Die Herausforderung besteht nun darin, 'rohe' IP-Pakete zu verarbeiten, eine Aufgabe, die normalerweise der TCP/IP-Stack des Betriebssystems übernimmt. Nachdem sie entsprechend entpackt sind, kann der Eindringling jede Verbindung, die über das lokale Netz geht, beobachten, da er über die gleichen Informationen verfügt wie der rechtmäßige Empfänger. Das gleiche gilt im übrigen auch für jeden Rechner auf dem Weg zwischen zwei Internet-Hosts. Ihr Internet-Provider etwa könnte jedes einzelne Paket mitlesen.

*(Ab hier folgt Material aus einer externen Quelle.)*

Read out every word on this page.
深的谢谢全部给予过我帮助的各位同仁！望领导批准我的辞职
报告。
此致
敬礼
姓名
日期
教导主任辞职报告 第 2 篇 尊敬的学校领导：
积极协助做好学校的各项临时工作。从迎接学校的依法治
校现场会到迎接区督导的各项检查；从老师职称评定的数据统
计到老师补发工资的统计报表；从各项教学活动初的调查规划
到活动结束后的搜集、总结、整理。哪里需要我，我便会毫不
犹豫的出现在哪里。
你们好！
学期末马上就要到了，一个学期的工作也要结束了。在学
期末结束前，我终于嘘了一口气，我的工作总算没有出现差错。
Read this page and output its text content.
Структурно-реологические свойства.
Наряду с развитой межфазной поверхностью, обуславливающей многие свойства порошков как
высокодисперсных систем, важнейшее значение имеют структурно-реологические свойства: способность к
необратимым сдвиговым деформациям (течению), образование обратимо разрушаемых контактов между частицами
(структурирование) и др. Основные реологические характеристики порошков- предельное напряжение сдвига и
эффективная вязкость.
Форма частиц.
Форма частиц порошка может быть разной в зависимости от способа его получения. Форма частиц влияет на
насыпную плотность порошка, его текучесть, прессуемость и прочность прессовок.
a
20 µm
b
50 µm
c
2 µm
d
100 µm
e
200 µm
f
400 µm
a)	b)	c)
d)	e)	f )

In einem zweiten Schritt stellt ein bösartiges Programm IP-Pakete selbst zusammen, die dann neben eigenen Daten auch eine beliebige Absenderadresse enthalten können. Damit kann man sich in eine bestehende Verbindung einklinken, da der Empfänger keine Möglichkeit mehr hat, den eigentlichen Absender festzustellen. Einzige Vorbedingung ist, daß die Pakete sich nahtlos in den bestehenden Datenstrom einfügen, das heißt, daß sie die korrekte Sequenznummer tragen.

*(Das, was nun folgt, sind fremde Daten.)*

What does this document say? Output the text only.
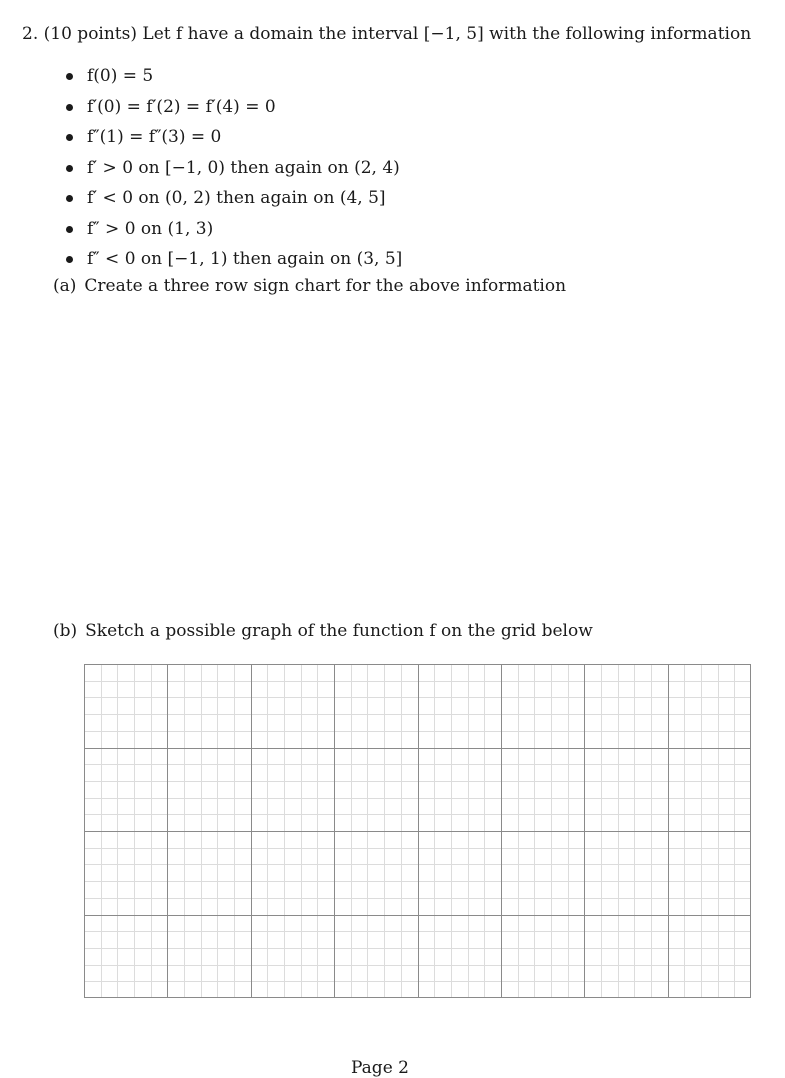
2. (10 points) Let f have a domain the interval [−1, 5] with the following information
f(0) = 5
f′(0) = f′(2) = f′(4) = 0
f″(1) = f″(3) = 0
f′ > 0 on [−1, 0) then again on (2, 4)
f′ < 0 on (0, 2) then again on (4, 5]
f″ > 0 on (1, 3)
f″ < 0 on [−1, 1) then again on (3, 5]
(a) Create a three row sign chart for the above information
(b) Sketch a possible graph of the function f on the grid below
Page 2
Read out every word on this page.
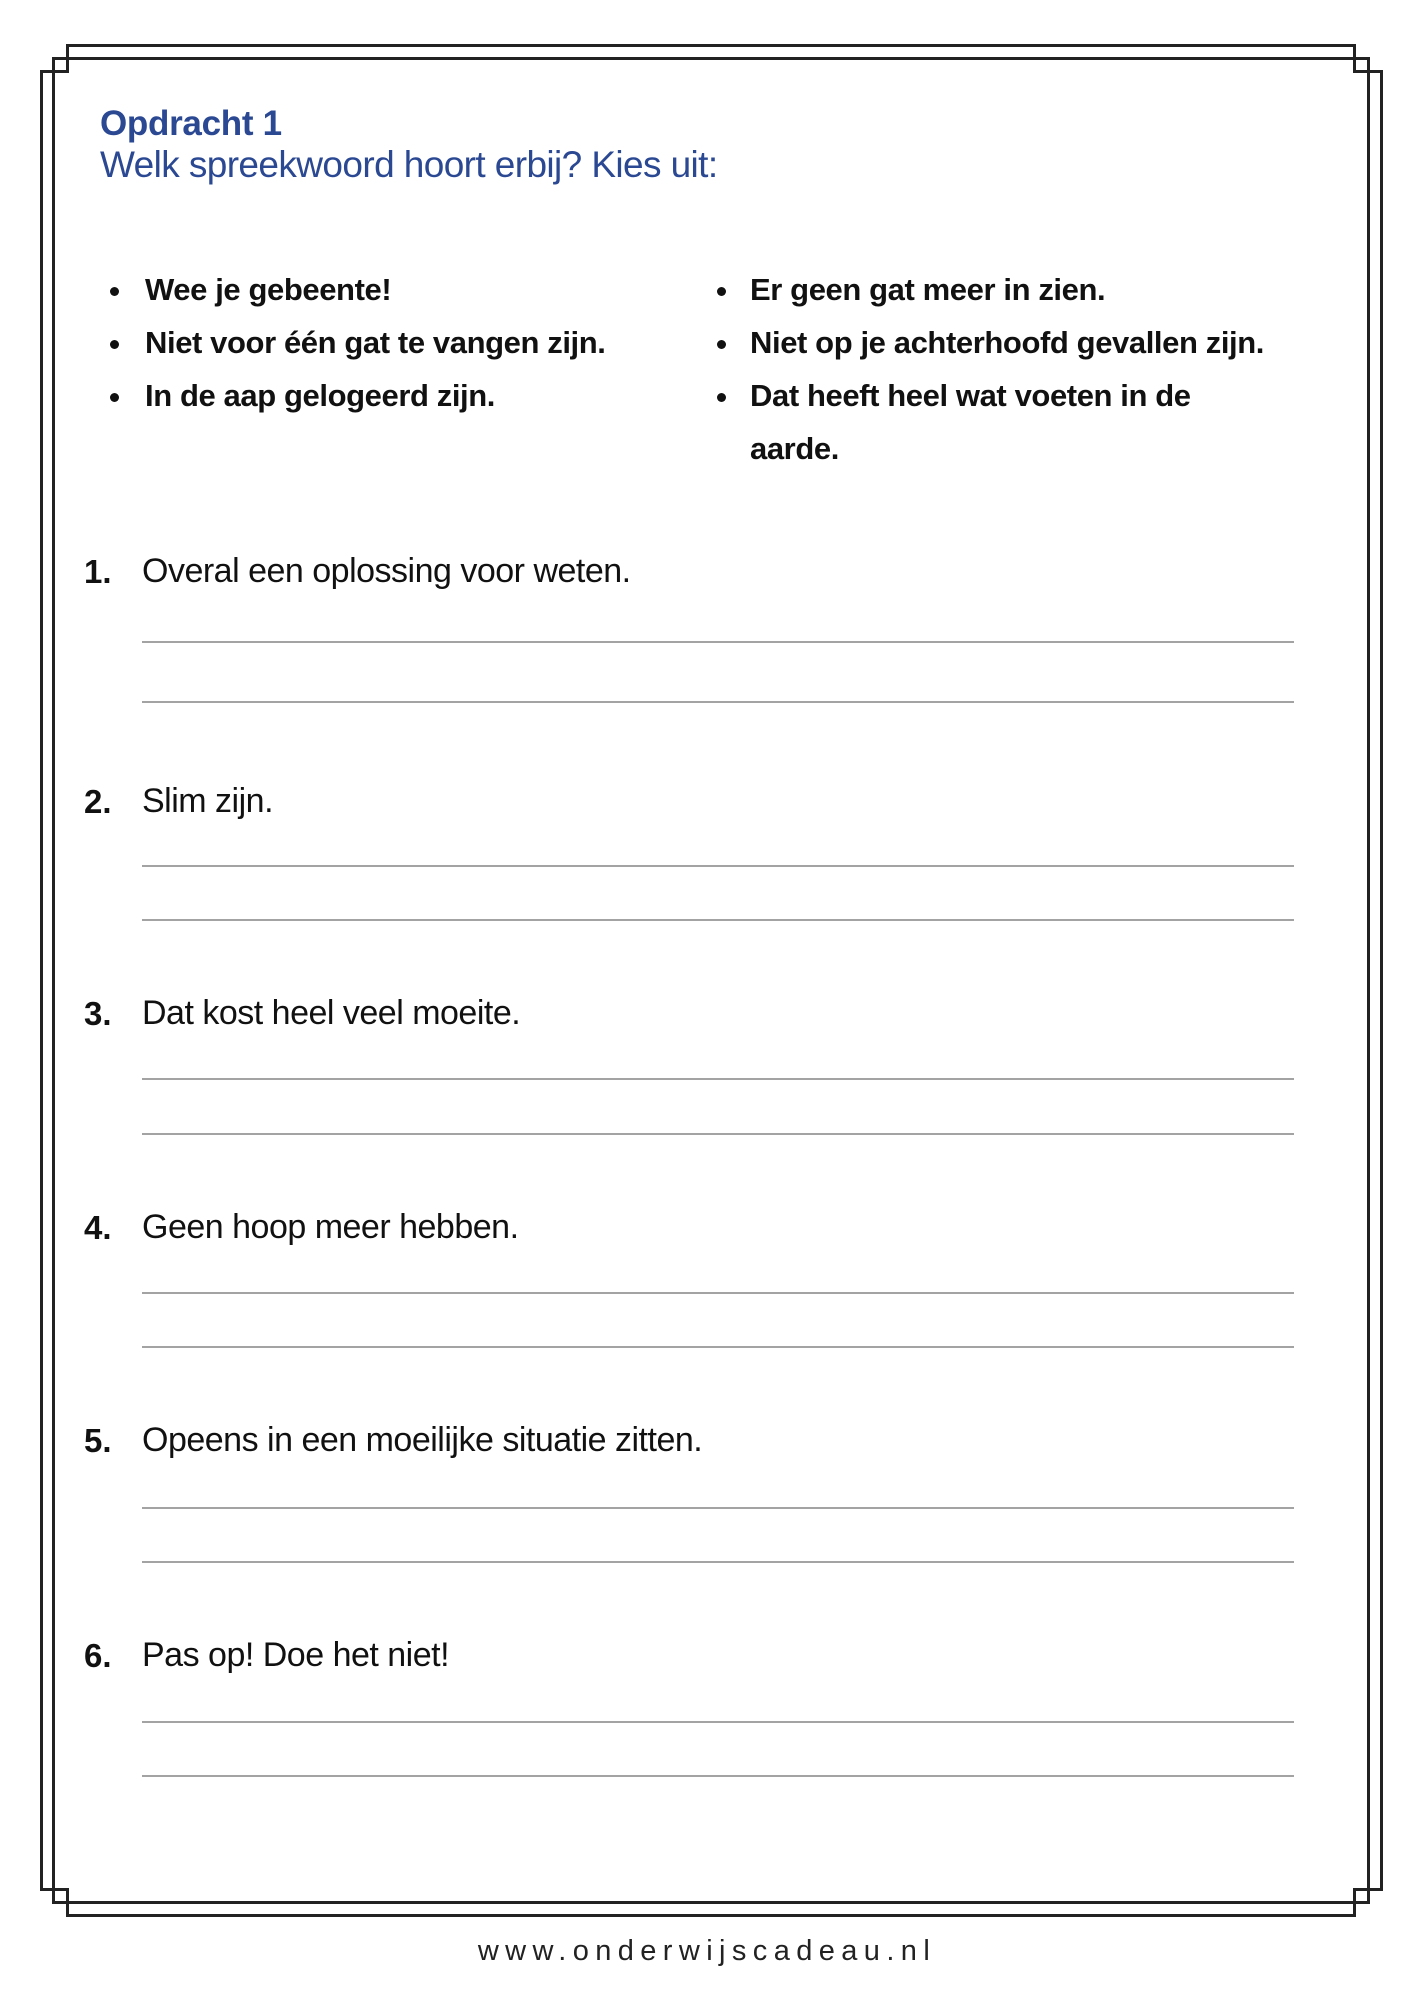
Opdracht 1
Welk spreekwoord hoort erbij? Kies uit:
Wee je gebeente!
Niet voor één gat te vangen zijn.
In de aap gelogeerd zijn.
Er geen gat meer in zien.
Niet op je achterhoofd gevallen zijn.
Dat heeft heel wat voeten in de
aarde.
1. Overal een oplossing voor weten.
2. Slim zijn.
3. Dat kost heel veel moeite.
4. Geen hoop meer hebben.
5. Opeens in een moeilijke situatie zitten.
6. Pas op! Doe het niet!
www.onderwijscadeau.nl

Mit dem Juggernaut stehen auch Hackern ohne Netzwerkkenntnisse erschreckende Möglichkeiten zur Verfügung. Im Hintergrund gestartet, sammelt das Programm beispielsweise auf Wunsch Paßwörter. Wenn Sie jetzt denken 'Kein Problem, ich benutze weder Telnet noch FTP', freuen Sie sich wahrscheinlich zu früh. Oder holen Sie etwa Ihre Mail nicht über POP (Post Office Protocol)? Bei diesem Protokoll zur Übertragung von EMail wird das Paßwort ebenfalls im Klartext übertragen.

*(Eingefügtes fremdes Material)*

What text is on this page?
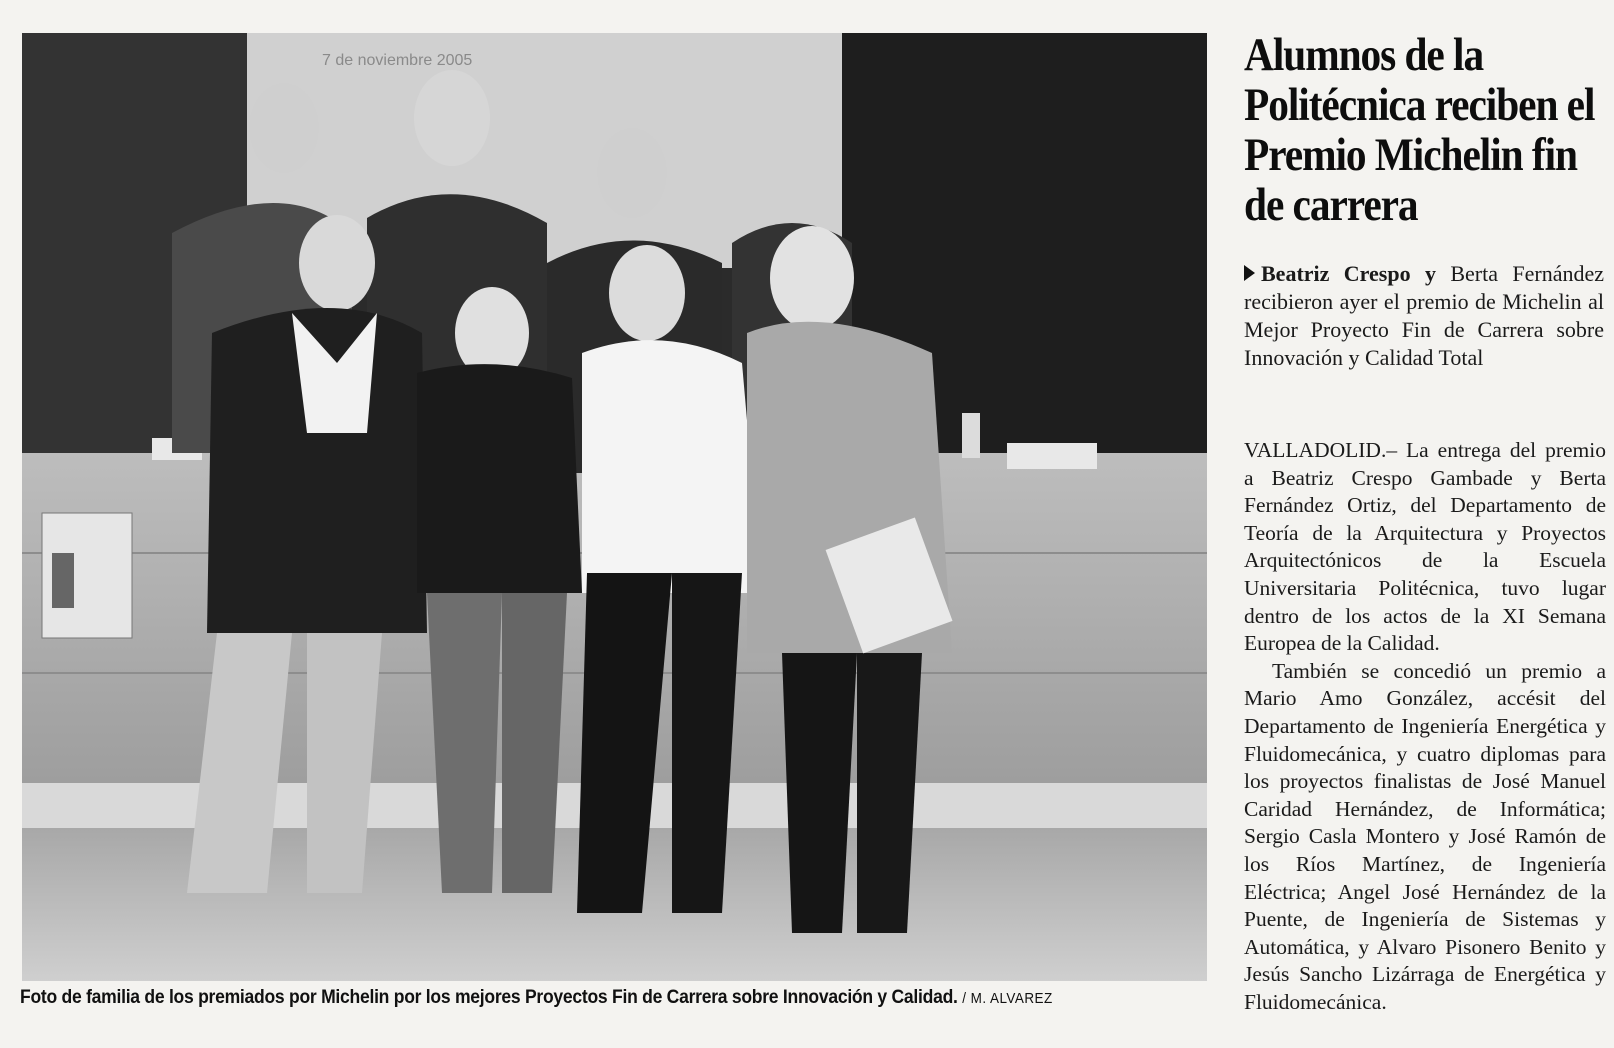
7 de noviembre 2005
Foto de familia de los premiados por Michelin por los mejores Proyectos Fin de Carrera sobre Innovación y Calidad. / M. ALVAREZ
Alumnos de la Politécnica reciben el Premio Michelin fin de carrera
Beatriz Crespo y Berta Fernández recibieron ayer el premio de Michelin al Mejor Proyecto Fin de Carrera sobre Innovación y Calidad Total

VALLADOLID.– La entrega del premio a Beatriz Crespo Gambade y Berta Fernández Ortiz, del Departamento de Teoría de la Arquitectura y Proyectos Arquitectónicos de la Escuela Universitaria Politécnica, tuvo lugar dentro de los actos de la XI Semana Europea de la Calidad.

También se concedió un premio a Mario Amo González, accésit del Departamento de Ingeniería Energética y Fluidomecánica, y cuatro diplomas para los proyectos finalistas de José Manuel Caridad Hernández, de Informática; Sergio Casla Montero y José Ramón de los Ríos Martínez, de Ingeniería Eléctrica; Angel José Hernández de la Puente, de Ingeniería de Sistemas y Automática, y Alvaro Pisonero Benito y Jesús Sancho Lizárraga de Energética y Fluidomecánica.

Innerhalb kürzester Zeit kann ein Eindringling die Mail-Paßwörter ganzer Abteilungen ausspioniqren. Mit ihnen kann er die gesamte EMail seiner Opfer mitlesen oder nach seinem Belieben filtern. Auch spezielle Paßwörter etwa zum Buchhaltungsprogramm oder der Zeiterfassung könnten mit geringen Kenntnissen der eingesetzten Software mitgeschnitten werden.

Sturmwarnung

Das Transport Control Protocol (TCP) bietet verläßliche Full-Duplex-Verbindungen zwischen zwei Hosts. Dazu versieht der Absender jedes Paket mit seiner aktuellen Sequenznummer. Der Empfänger bestätigt den Erhalt mit einem Acknowledgement-Paket (kurz ACK), das die Nummer des nächsten von ihm erwarteten Pakets enthält und mit seiner eigenen aktuellen Sequenznummer versehen ist.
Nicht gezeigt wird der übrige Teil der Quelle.